A 19-year-old man suspected of raping his cousin’s 4-year-old daughter on three separate occasions was charged by the Siem Reap Provincial Court on Sunday, two days after the most recent assault, military police officials said on Monday.
Huy Sarum, who occasionally worked as a bicycle repairman, was arrested at his home in Puok district on Saturday after the victim’s family filed a complaint with authorities, according to Ang Sen, chief of the provincial military police’s human trafficking bureau.
“The court charged the suspect with aggravated rape,” Mr. Sen said, adding that Mr. Sarum had been sent to the provincial prison to await trial.
District military police commander Chea Sina said the victim’s parents had decided not to file complaints over the previous two rapes, despite being aware of the assaults, which occurred while they were working in Siem Reap City.
“The suspect’s parents just dealt with the victim’s parents and persuaded them not to file a complaint with authorities,” Mr. Sina said.
The military police commander said Friday’s assault occurred when Mr. Sarum, who lived across the street from the victim’s family, persuaded the 4-year-old to go with him into the shrubbery behind her house—unbeknownst to the girl’s grandmother, who was at home with her. The rape was interrupted when neighborhood children saw the attack in progress and alerted the grandmother, Mr. Sina said.
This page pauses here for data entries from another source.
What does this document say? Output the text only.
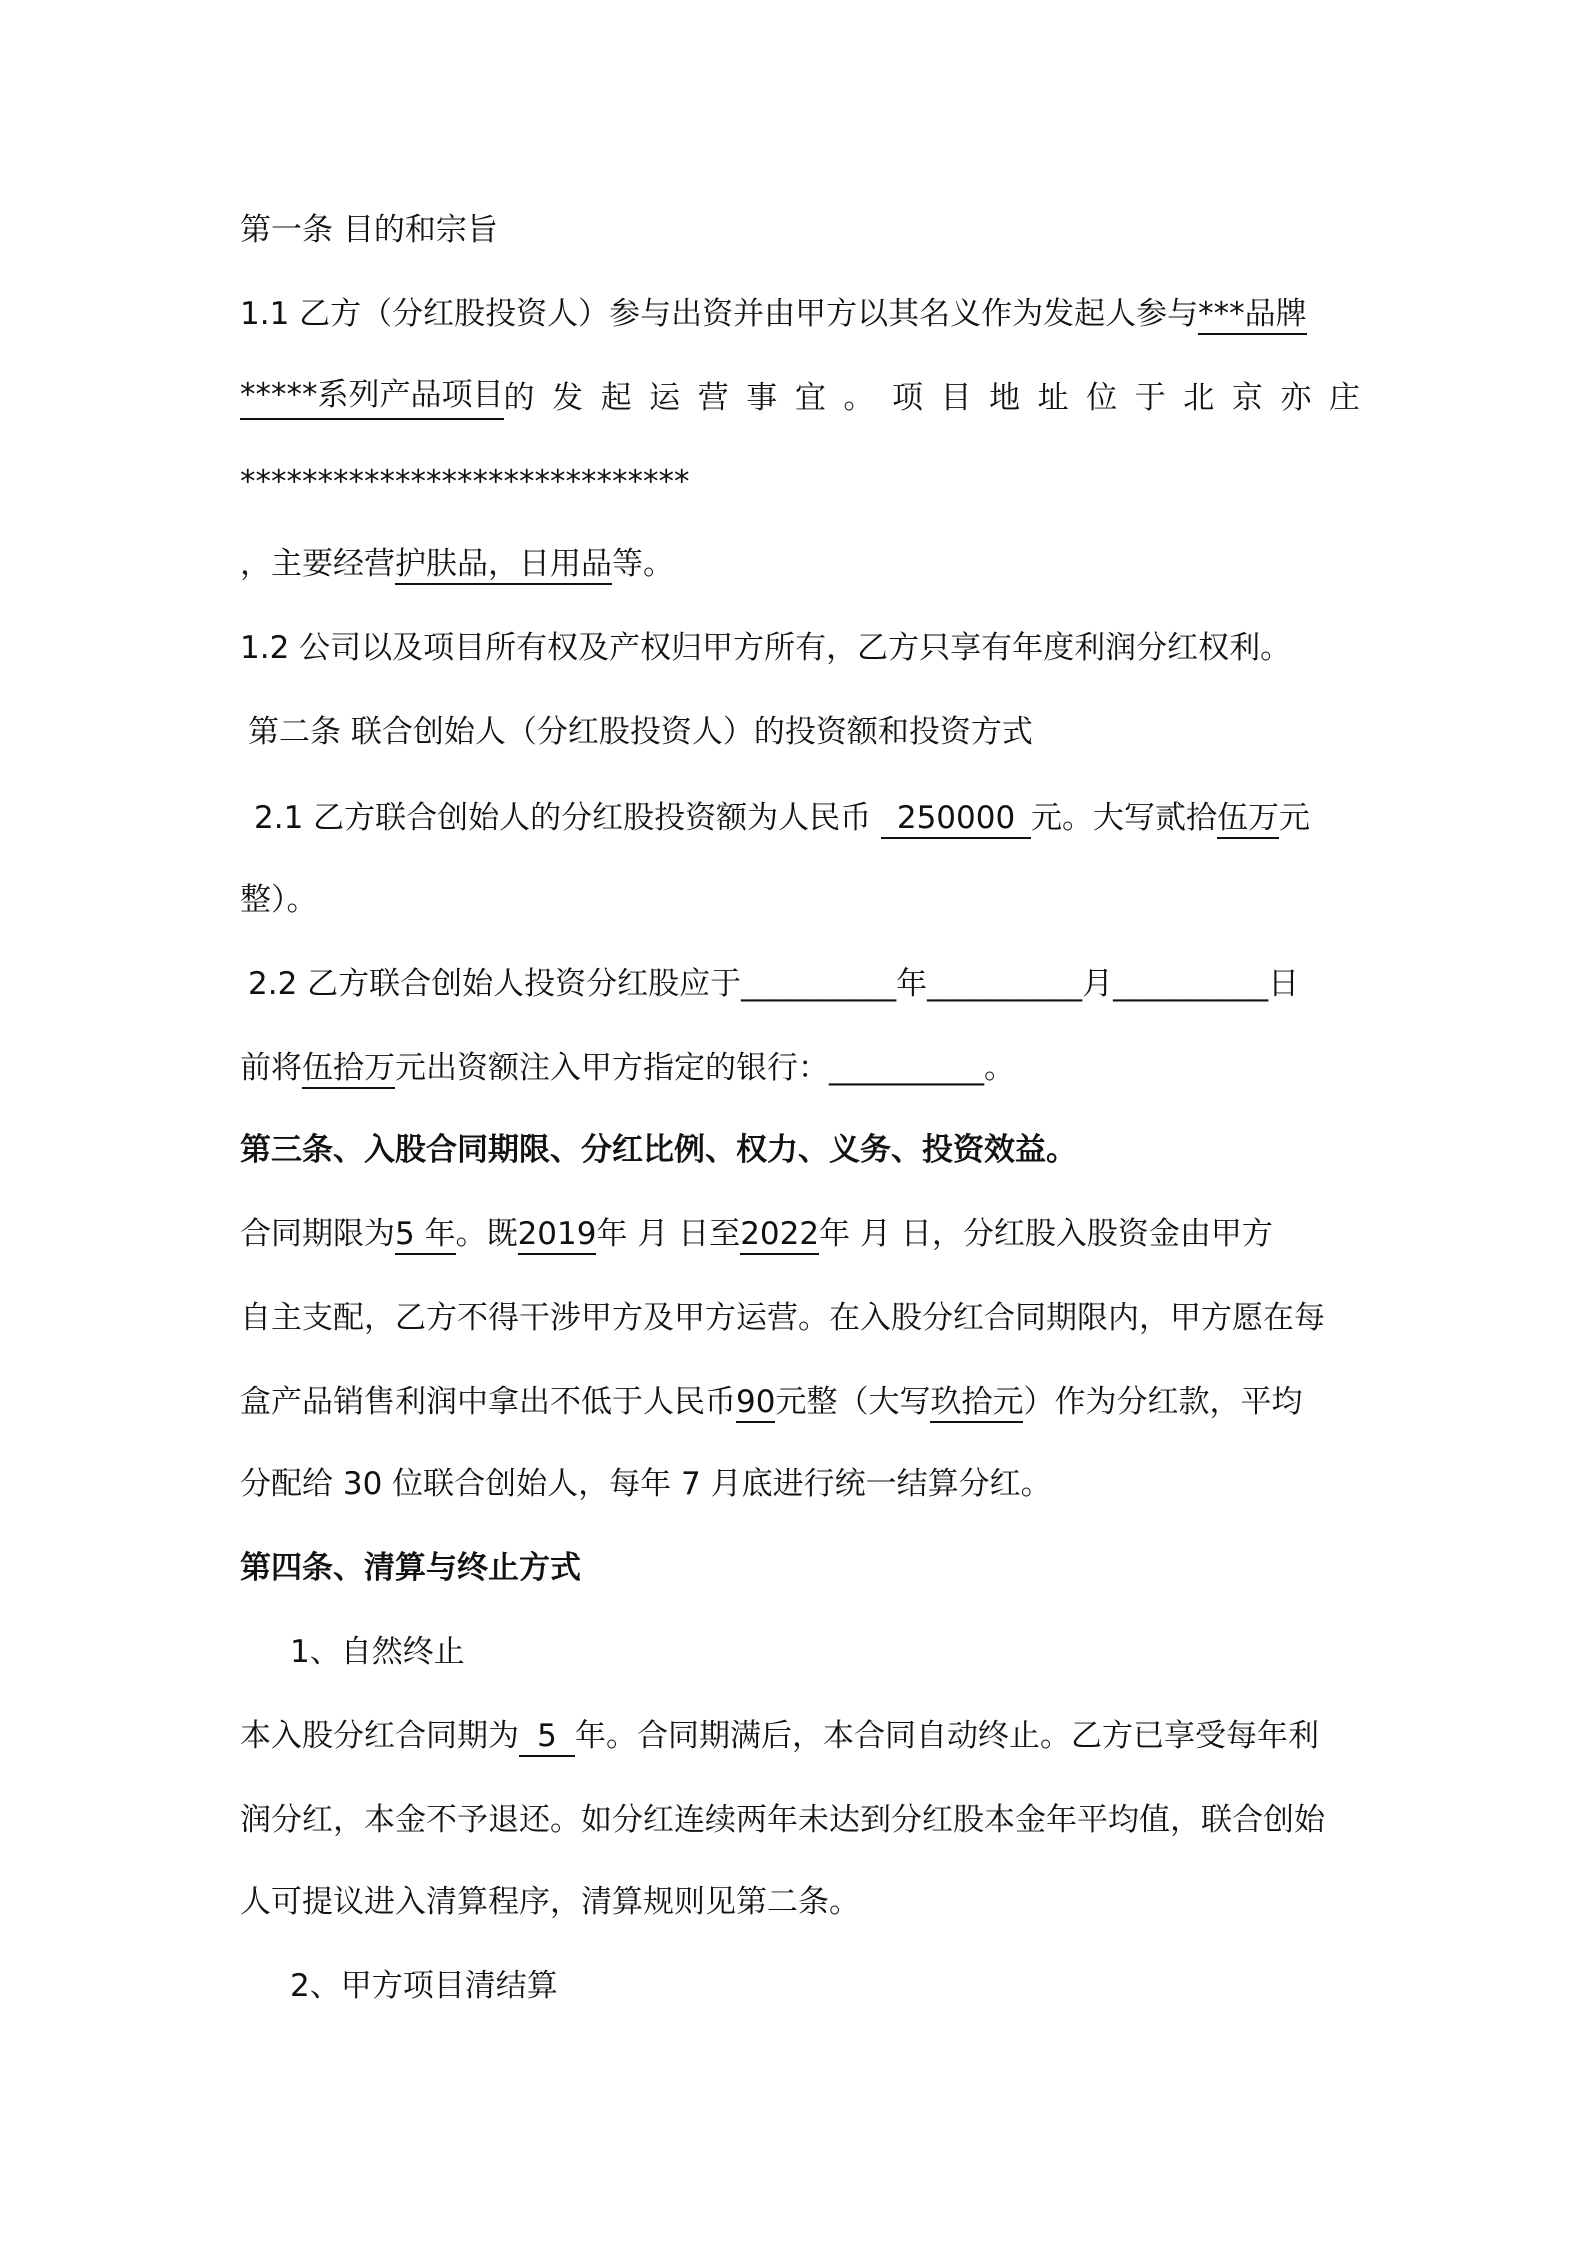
第一条 目的和宗旨
1.1 乙方（分红股投资人）参与出资并由甲方以其名义作为发起人参与***品牌
*****系列产品项目 的 发 起 运 营 事 宜 。 项 目 地 址 位 于 北 京 亦 庄
*****************************
，主要经营护肤品，日用品等。
1.2 公司以及项目所有权及产权归甲方所有，乙方只享有年度利润分红权利。
第二条 联合创始人（分红股投资人）的投资额和投资方式
2.1 乙方联合创始人的分红股投资额为人民币 250000 元。大写贰拾伍万元
整）。
2.2 乙方联合创始人投资分红股应于__________年__________月__________日
前将伍拾万元出资额注入甲方指定的银行：__________。
第三条、入股合同期限、分红比例、权力、义务、投资效益。
合同期限为5 年。既2019年 月 日至2022年 月 日，分红股入股资金由甲方
自主支配，乙方不得干涉甲方及甲方运营。在入股分红合同期限内，甲方愿在每
盒产品销售利润中拿出不低于人民币90元整（大写玖拾元）作为分红款，平均
分配给 30 位联合创始人，每年 7 月底进行统一结算分红。
第四条、清算与终止方式
1、自然终止
本入股分红合同期为 5 年。合同期满后，本合同自动终止。乙方已享受每年利
润分红，本金不予退还。如分红连续两年未达到分红股本金年平均值，联合创始
人可提议进入清算程序，清算规则见第二条。
2、甲方项目清结算
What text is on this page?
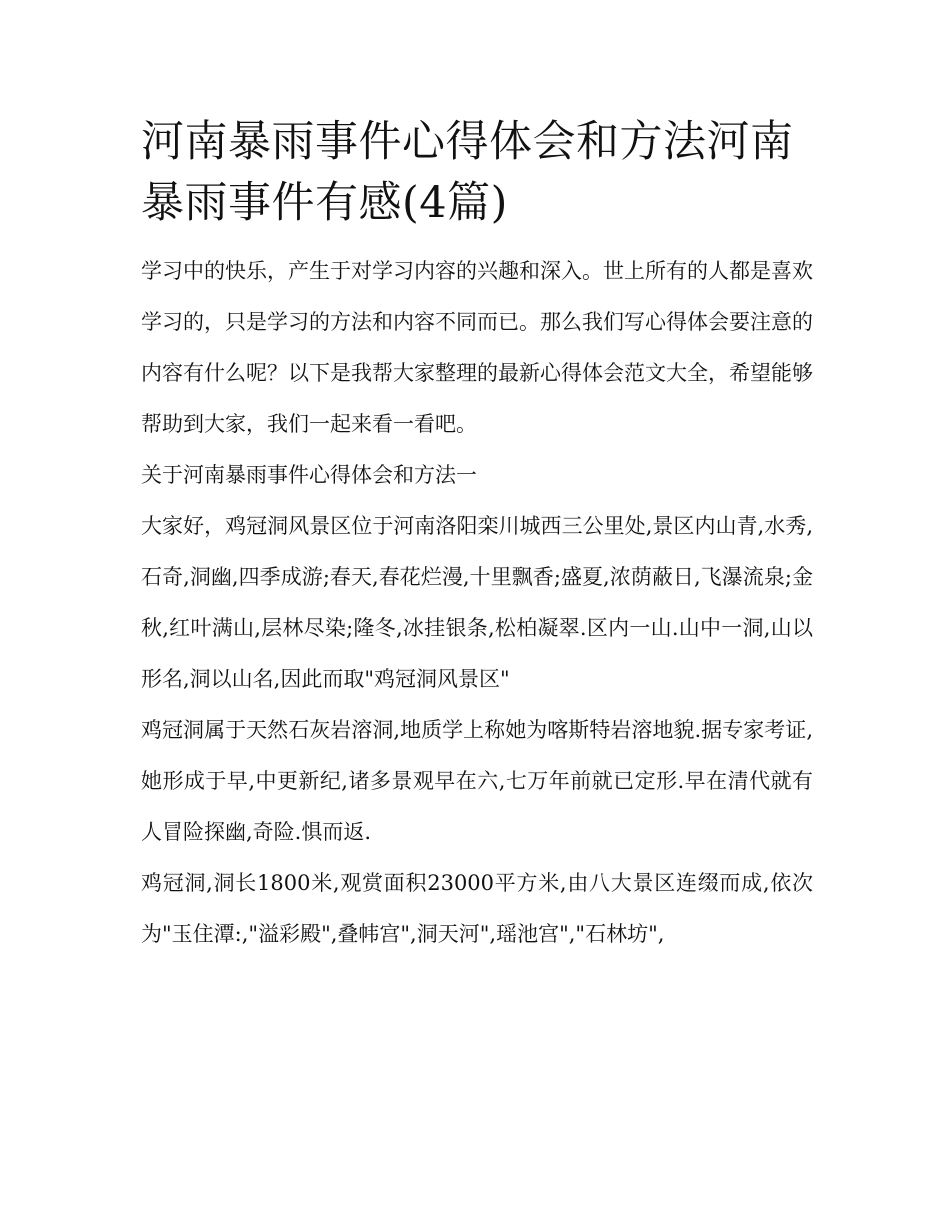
河南暴雨事件心得体会和方法河南暴雨事件有感(4篇)

学习中的快乐，产生于对学习内容的兴趣和深入。世上所有的人都是喜欢学习的，只是学习的方法和内容不同而已。那么我们写心得体会要注意的内容有什么呢？以下是我帮大家整理的最新心得体会范文大全，希望能够帮助到大家，我们一起来看一看吧。

关于河南暴雨事件心得体会和方法一

大家好，鸡冠洞风景区位于河南洛阳栾川城西三公里处,景区内山青,水秀,石奇,洞幽,四季成游;春天,春花烂漫,十里飘香;盛夏,浓荫蔽日,飞瀑流泉;金秋,红叶满山,层林尽染;隆冬,冰挂银条,松柏凝翠.区内一山.山中一洞,山以形名,洞以山名,因此而取"鸡冠洞风景区"

鸡冠洞属于天然石灰岩溶洞,地质学上称她为喀斯特岩溶地貌.据专家考证,她形成于早,中更新纪,诸多景观早在六,七万年前就已定形.早在清代就有人冒险探幽,奇险.惧而返.

鸡冠洞,洞长1800米,观赏面积23000平方米,由八大景区连缀而成,依次为"玉住潭:,"溢彩殿",叠帏宫",洞天河",瑶池宫","石林坊",
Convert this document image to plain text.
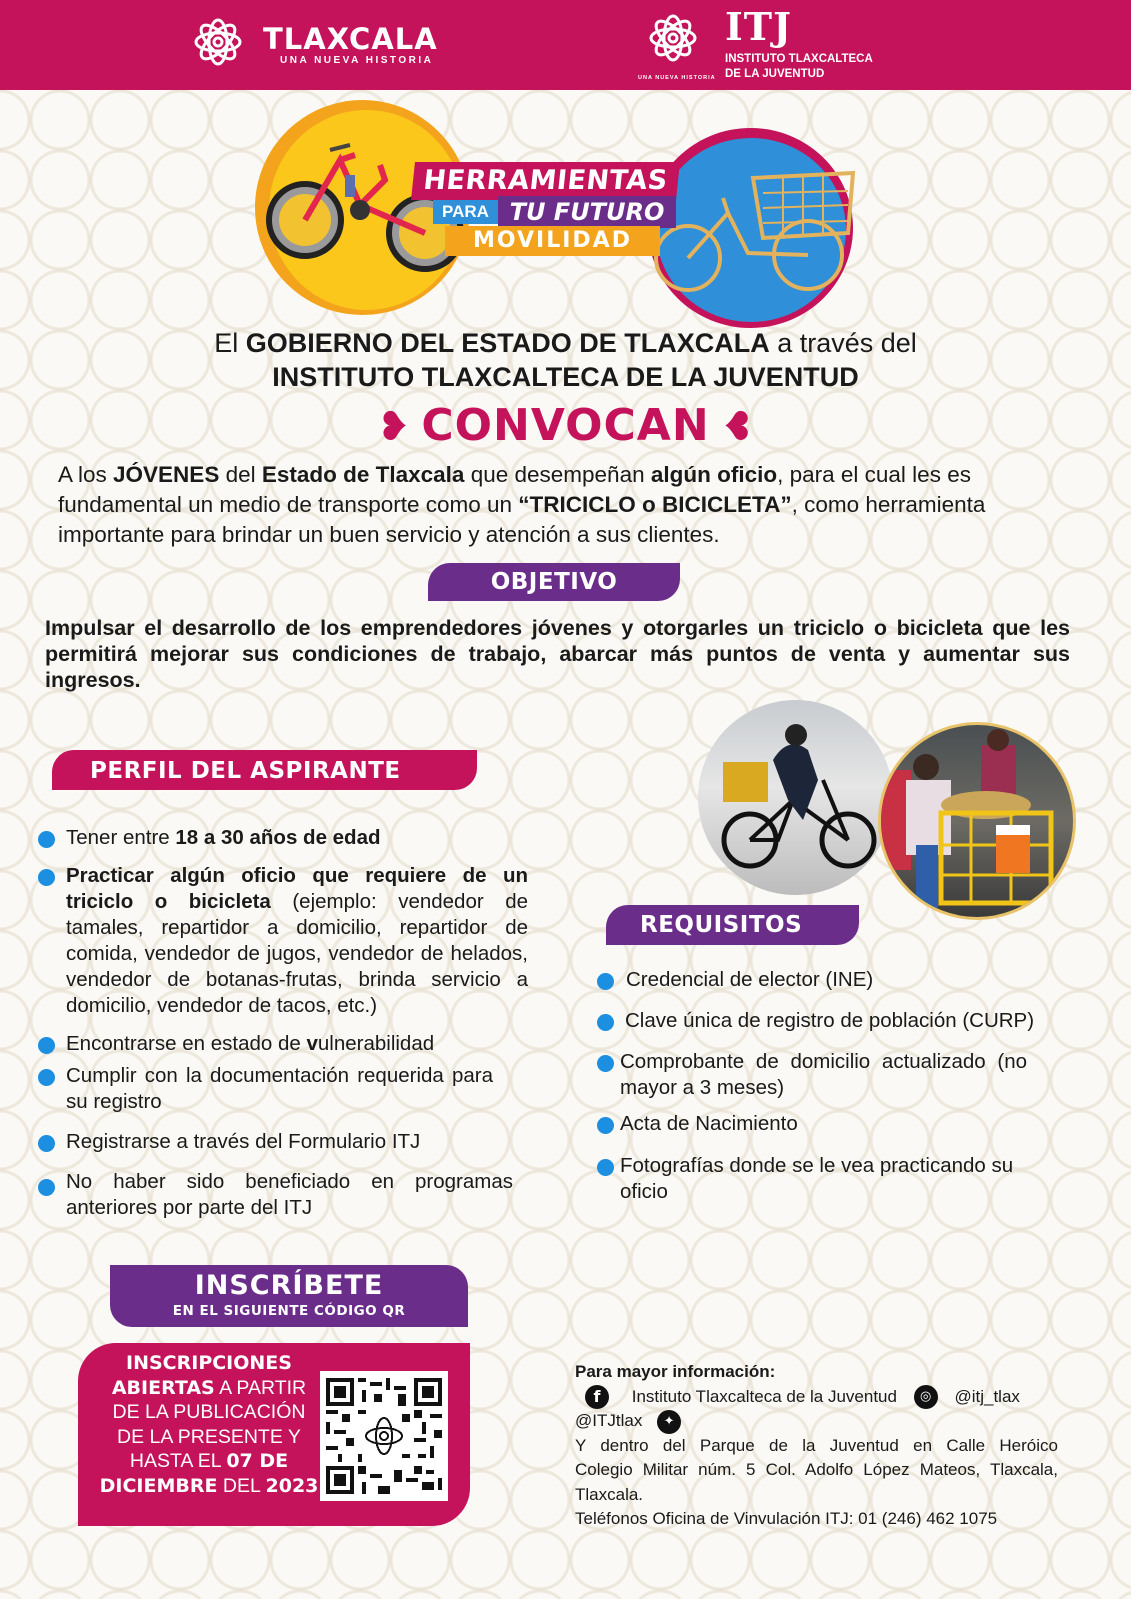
TLAXCALA
UNA NUEVA HISTORIA
UNA NUEVA HISTORIA
ITJ
INSTITUTO TLAXCALTECA
DE LA JUVENTUD
HERRAMIENTAS
PARA TU FUTURO
MOVILIDAD
El GOBIERNO DEL ESTADO DE TLAXCALA a través del
INSTITUTO TLAXCALTECA DE LA JUVENTUD
❥ CONVOCAN ❥

A los JÓVENES del Estado de Tlaxcala que desempeñan algún oficio, para el cual les es fundamental un medio de transporte como un “TRICICLO o BICICLETA”, como herramienta importante para brindar un buen servicio y atención a sus clientes.

OBJETIVO

Impulsar el desarrollo de los emprendedores jóvenes y otorgarles un triciclo o bicicleta que les permitirá mejorar sus condiciones de trabajo, abarcar más puntos de venta y aumentar sus ingresos.

PERFIL DEL ASPIRANTE
Tener entre 18 a 30 años de edad
Practicar algún oficio que requiere de un triciclo o bicicleta (ejemplo: vendedor de tamales, repartidor a domicilio, repartidor de comida, vendedor de jugos, vendedor de helados, vendedor de botanas-frutas, brinda servicio a domicilio, vendedor de tacos, etc.)
Encontrarse en estado de vulnerabilidad
Cumplir con la documentación requerida para su registro
Registrarse a través del Formulario ITJ
No haber sido beneficiado en programas anteriores por parte del ITJ
REQUISITOS
Credencial de elector (INE)
Clave única de registro de población (CURP)
Comprobante de domicilio actualizado (no mayor a 3 meses)
Acta de Nacimiento
Fotografías donde se le vea practicando su oficio
INSCRÍBETE
EN EL SIGUIENTE CÓDIGO QR
INSCRIPCIONES ABIERTAS A PARTIR DE LA PUBLICACIÓN DE LA PRESENTE Y HASTA EL 07 DE DICIEMBRE DEL 2023
Para mayor información:
f Instituto Tlaxcalteca de la Juventud ◎ @itj_tlax
@ITJtlax ✦
Y dentro del Parque de la Juventud en Calle Heróico
Colegio Militar núm. 5 Col. Adolfo López Mateos, Tlaxcala,
Tlaxcala.
Teléfonos Oficina de Vinvulación ITJ: 01 (246) 462 1075
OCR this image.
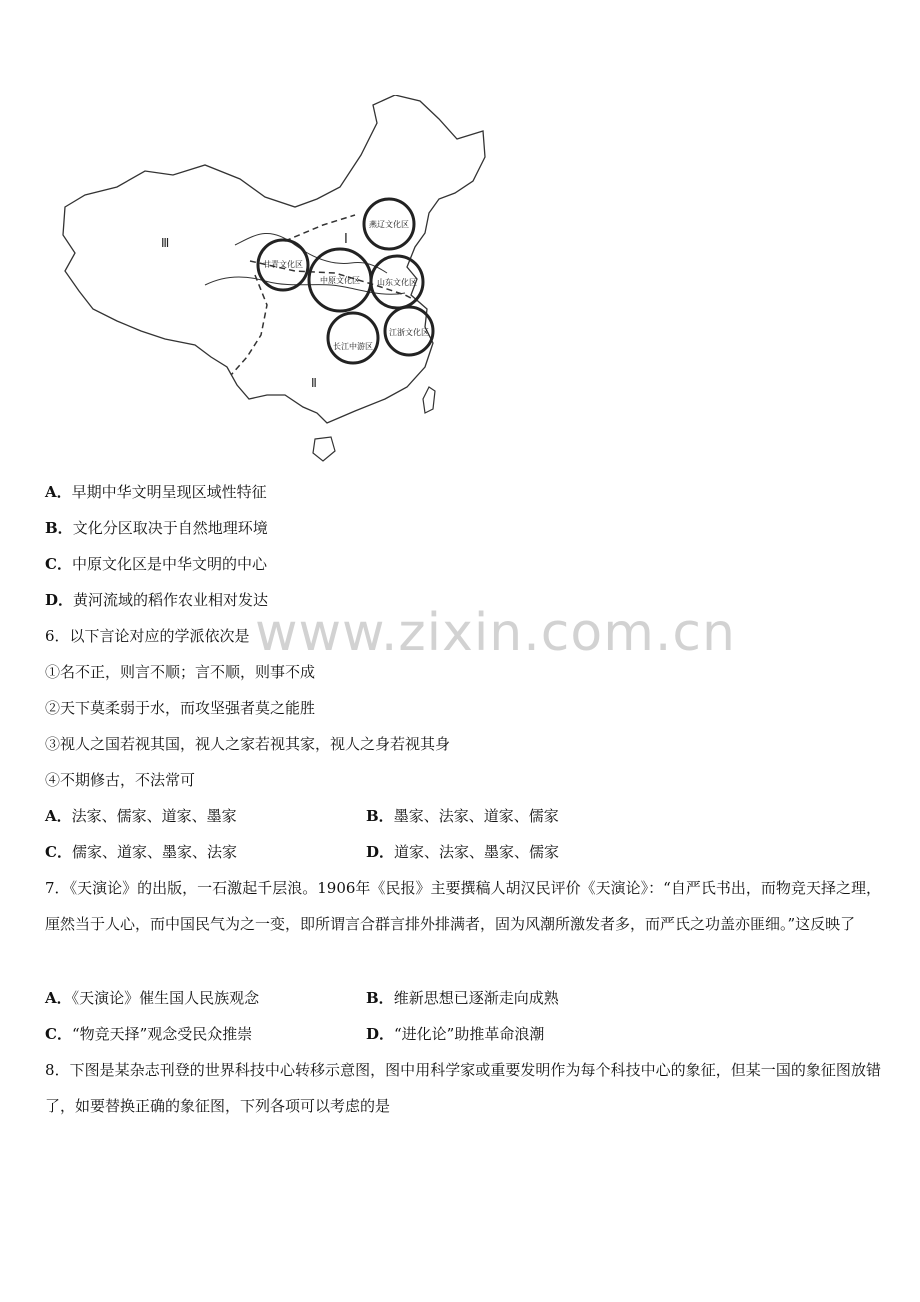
Ⅲ	Ⅰ
Ⅱ
燕辽文化区
甘青文化区
中原文化区 山东文化区
长江中游区
江浙文化区
A．早期中华文明呈现区域性特征
B．文化分区取决于自然地理环境
C．中原文化区是中华文明的中心
D．黄河流域的稻作农业相对发达
www.zixin.com.cn
6．以下言论对应的学派依次是
①名不正，则言不顺；言不顺，则事不成
②天下莫柔弱于水，而攻坚强者莫之能胜
③视人之国若视其国，视人之家若视其家，视人之身若视其身
④不期修古，不法常可
A．法家、儒家、道家、墨家	B．墨家、法家、道家、儒家
C．儒家、道家、墨家、法家	D．道家、法家、墨家、儒家
7．《天演论》的出版，一石激起千层浪。1906年《民报》主要撰稿人胡汉民评价《天演论》：“自严氏书出，而物竞天择之理，厘然当于人心，而中国民气为之一变，即所谓言合群言排外排满者，固为风潮所激发者多，而严氏之功盖亦匪细。”这反映了
A．《天演论》催生国人民族观念	B．维新思想已逐渐走向成熟
C．“物竞天择”观念受民众推崇	D．“进化论”助推革命浪潮
8．下图是某杂志刊登的世界科技中心转移示意图，图中用科学家或重要发明作为每个科技中心的象征，但某一国的象征图放错了，如要替换正确的象征图，下列各项可以考虑的是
“When the grandmother of the victim arrived on the scene, the suspect had already fled,” Mr. Sina said.
The victim’s parents filed a complaint with police the following day, he added.
“We arrested the suspect on the same day that the parents went to file the complaint,” he said, explaining that Mr. Sarum was apprehended at a bicycle-repair shop near his home.
Mr. Sarum confessed to the rapes during questioning at the district military police headquarters, according to Mr. Sina.
Mom Mon, chief of Chambok He village, where the suspect and victim lived, said the family’s decision to finally file a complaint after the latest assault had come after the victim’s mother approached him Friday evening for advice.
“After the first and second rapes, the victim’s mother didn’t want to file a complaint because she said she would have been ashamed if everyone knew her daughter had been raped…and because the mother and suspect are cousins,” Mr. Mon said.
“After I learned about these rapes, I forced the victim’s parents to go file the complaint.”
Ros Sopheap, director of the NGO Gender and Development for Cambodia, said the family’s reticence to file a complaint was not surprising.
“This society is a very strong patriarchal society,” she said, adding that the threat of stigmatization, as well as a lack of trust in the country’s court system, led many sexual assaults to go unreported.
Families of rape victims, she said, “feel like the community people—especially the men—will devalue their daughter…and she will not be able to marry a suitable husband.”